La prestation de l'équipe de france féminine U16 figure certainement, avec celle de leurs homologues masculins, parmi les plus belles de ces dernières années. Tous les ingrédients sont réunis pour fournir à l'équipe de France de Paris 2024 une équipe talentueuse et compétitive : le skill et le QI Basket de Marine Fauthoux, le shooting de Zoé Wadoux, la dimension athlétique de Anaia Hoard, la défense de Kendra Chéry, et le rebond et le jeu dos au panier d'Iliana Rupert.

J'aimerais avoir le temps de parler ensuite de la rotation, parce que quasiment toutes les joueuses de ce roster ont un gros potentiel (notamment Binta Dramé qui m'a beaucoup plu, ainsi que Pardon, Salaun, Hamaoui, mais pas seulement...). Elles méritent toutes qu'on parle d'elles, mais j'ai du faire des choix. Je m'en excuse d'avance.
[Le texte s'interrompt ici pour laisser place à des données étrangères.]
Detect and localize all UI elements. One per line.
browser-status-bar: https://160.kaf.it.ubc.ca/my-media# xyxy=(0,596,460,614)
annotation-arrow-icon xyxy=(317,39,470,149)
Étant toutes talentueuses, je ne les classe pas par leur niveau en tant que prospect, mais par position.

Marine Fauthoux

PG, 16 ans, 1m75, CFBB

Marine Fauthoux est une joueuse exceptionnelle dont on va parler pendant longtemps. Voilà pour l'introduction.

Blessée, elle n'a pas pris part aux matchs de poule. On l'a clairement senti pendant la phase éliminatoire : ses débuts de matchs n'était pas très nets, les shoots souvent trop courts et les passes imprécises. A l'image de son équipe, elle mettait du temps à se mettre dans le bain, mais redressait assez vite la barre (pendant les débuts de 2è QT en général). Il faut par conséquent, il me semble, revoir ses pourcentage à la hausse. Son shoot à 3 points, dont la forme est très bonne et très peu "forcée", comme c'est le cas pour beaucoup de jeunes filles, parait valoir mieux qu'un 25%, et ses 3 pertes de balle par match serait certainement divisés par deux si elle était mieux rentré dans ses matchs. Pendant la campagne U16 de 2016, Marine tournait à 46% à 3 point (!!!) et seulement 1.7 turnovers pour 3.3 passes.

Dotée d'un très bon handle, et d'une palette de move qui doit faire pâlir d'envie bien des hommes, elle est à l'aise sur tout le terrain. Elle peut shooter de vraiment n'importe où et n'hésites pas à aller driver. Elle n'a pas le jeu de passe le plus simple, mais elle va souvent trouver des solutions là où les autres n'auraient même pas songé à y penser. Elle est particulièrement douée en drive'n dish.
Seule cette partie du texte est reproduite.